Antasena



Wayang yang berarti bayang-bayang itu bisa dimaknai sebagai penggambaran. Yang tergambarkan adalah tokohnya atau lakonnya. Ketika seseorang mencandra tokoh tertentu di masayarakat, ia menyatakan bahwa tokoh itu seperti Bima, atau Arjuna, atau Yudistira, dsb. Kemiripan tokoh masyarakat itu dengan tokoh wayang bisa dari segi fisik atau postur tubuh dan bisa juga dari segi watak atau karakter. Seseorang digambarkan seperti Bima karena postur tubuhnya yang gagah, tinggi besar, dan nampak sangat perkasa. Bisa juga seseorang digambarkan seperti Bima karena wataknya yang keras atau tegas dan jujur.

Kemungkinan lain adalah menggambarkan peristiwa atau kenyataan dengan lakon atau episode yang terdapat di pagelaran wayang. Peristiwa orang bergotong royong atau kerja bakti misalnya lalu dikomentari seperti lakon membuat jembatan dari Maliawan ke Alengka agar prajurit kera bisa menyerang Rahwana untuk merebut dewi Sinta.

Salah satu tokoh wayang ada yang dinamakan Antasena.
Dia anak dari Bima. Seperti Bima si Antasena ini juga selalu berbicara dengan bahasa “ngoko” yang oleh khalayak umum dianggap secara negatif bernilai rendah, kasar, kurang sopan tetapi secara positif menunjukkan sikap egaliter atau sederajad, jujur dan otentik atau tanpa basa-basi. Memang Antasena memiliki sifat jujur dan tanpa basa-basi. Ia tidak takut kepada siapa pun dan apa pun, bukan hanya karena ia sakti, tetapi karena hati dan hidupnya yang bersih, jujur dan otentik itu. Dewa pun kalau jelas melakukan kebijakan atau tindakan salah akan dilawannya.

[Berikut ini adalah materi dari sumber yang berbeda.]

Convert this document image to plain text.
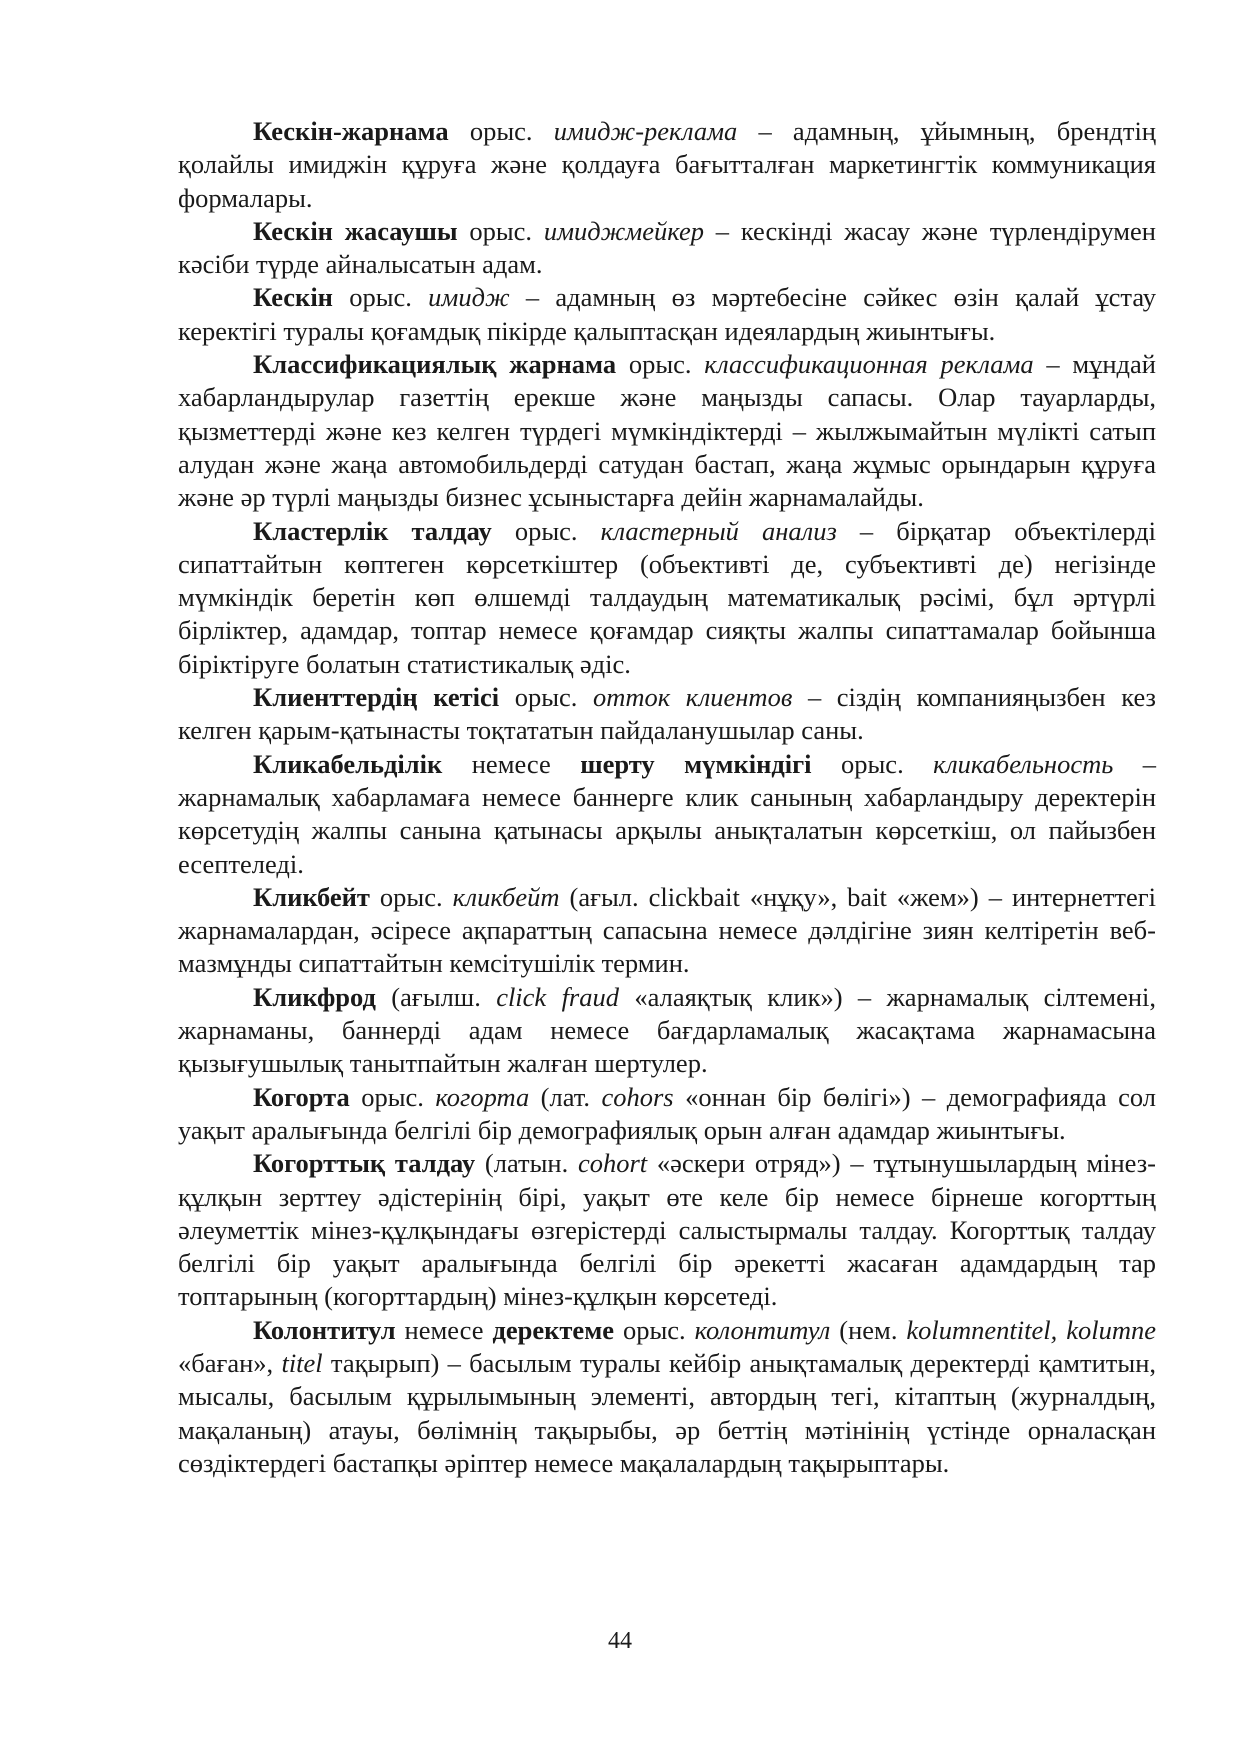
Кескін-жарнама орыс. имидж-реклама – адамның, ұйымның, брендтің қолайлы имиджін құруға және қолдауға бағытталған маркетингтік коммуникация формалары.

Кескін жасаушы орыс. имиджмейкер – кескінді жасау және түрлендірумен кәсіби түрде айналысатын адам.

Кескін орыс. имидж – адамның өз мәртебесіне сәйкес өзін қалай ұстау керектігі туралы қоғамдық пікірде қалыптасқан идеялардың жиынтығы.

Классификациялық жарнама орыс. классификационная реклама – мұндай хабарландырулар газеттің ерекше және маңызды сапасы. Олар тауарларды, қызметтерді және кез келген түрдегі мүмкіндіктерді – жылжымайтын мүлікті сатып алудан және жаңа автомобильдерді сатудан бастап, жаңа жұмыс орындарын құруға және әр түрлі маңызды бизнес ұсыныстарға дейін жарнамалайды.

Кластерлік талдау орыс. кластерный анализ – бірқатар объектілерді сипаттайтын көптеген көрсеткіштер (объективті де, субъективті де) негізінде мүмкіндік беретін көп өлшемді талдаудың математикалық рәсімі, бұл әртүрлі бірліктер, адамдар, топтар немесе қоғамдар сияқты жалпы сипаттамалар бойынша біріктіруге болатын статистикалық әдіс.

Клиенттердің кетісі орыс. отток клиентов – сіздің компанияңызбен кез келген қарым-қатынасты тоқтататын пайдаланушылар саны.

Кликабельділік немесе шерту мүмкіндігі орыс. кликабельность – жарнамалық хабарламаға немесе баннерге клик санының хабарландыру деректерін көрсетудің жалпы санына қатынасы арқылы анықталатын көрсеткіш, ол пайызбен есептеледі.

Кликбейт орыс. кликбейт (ағыл. clickbait «нұқу», bait «жем») – интернеттегі жарнамалардан, әсіресе ақпараттың сапасына немесе дәлдігіне зиян келтіретін веб-мазмұнды сипаттайтын кемсітушілік термин.

Кликфрод (ағылш. click fraud «алаяқтық клик») – жарнамалық сілтемені, жарнаманы, баннерді адам немесе бағдарламалық жасақтама жарнамасына қызығушылық танытпайтын жалған шертулер.

Когорта орыс. когорта (лат. cohors «оннан бір бөлігі») – демографияда сол уақыт аралығында белгілі бір демографиялық орын алған адамдар жиынтығы.

Когорттық талдау (латын. cohort «әскери отряд») – тұтынушылардың мінез-құлқын зерттеу әдістерінің бірі, уақыт өте келе бір немесе бірнеше когорттың әлеуметтік мінез-құлқындағы өзгерістерді салыстырмалы талдау. Когорттық талдау белгілі бір уақыт аралығында белгілі бір әрекетті жасаған адамдардың тар топтарының (когорттардың) мінез-құлқын көрсетеді.

Колонтитул немесе деректеме орыс. колонтитул (нем. kolumnentitel, kolumne «баған», titel тақырып) – басылым туралы кейбір анықтамалық деректерді қамтитын, мысалы, басылым құрылымының элементі, автордың тегі, кітаптың (журналдың, мақаланың) атауы, бөлімнің тақырыбы, әр беттің мәтінінің үстінде орналасқан сөздіктердегі бастапқы әріптер немесе мақалалардың тақырыптары.

44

Sifat lain yang oleh khalayak umum dianggap negatif adalah kecenderungan Antasena bertindak mengabaikan aturan apabila aturan itu menghalangi perwujudan kebenaran dan keadilan. Karena kecenderungannya mengabaikan aturan ini maka ia disebut “kenylung” atau “bambung” yaitu sebutan negatif yang berarti “gila”

Tokoh masyarakat dewasa ini yang layak dicandra seperti Antasena adalah Ahok: “kenylung” atau “bambung” atau “gila” mengabaikan etiket, tetapi bertindak sangat etis, sangat memperhatikan etika. Jujur dan otentik.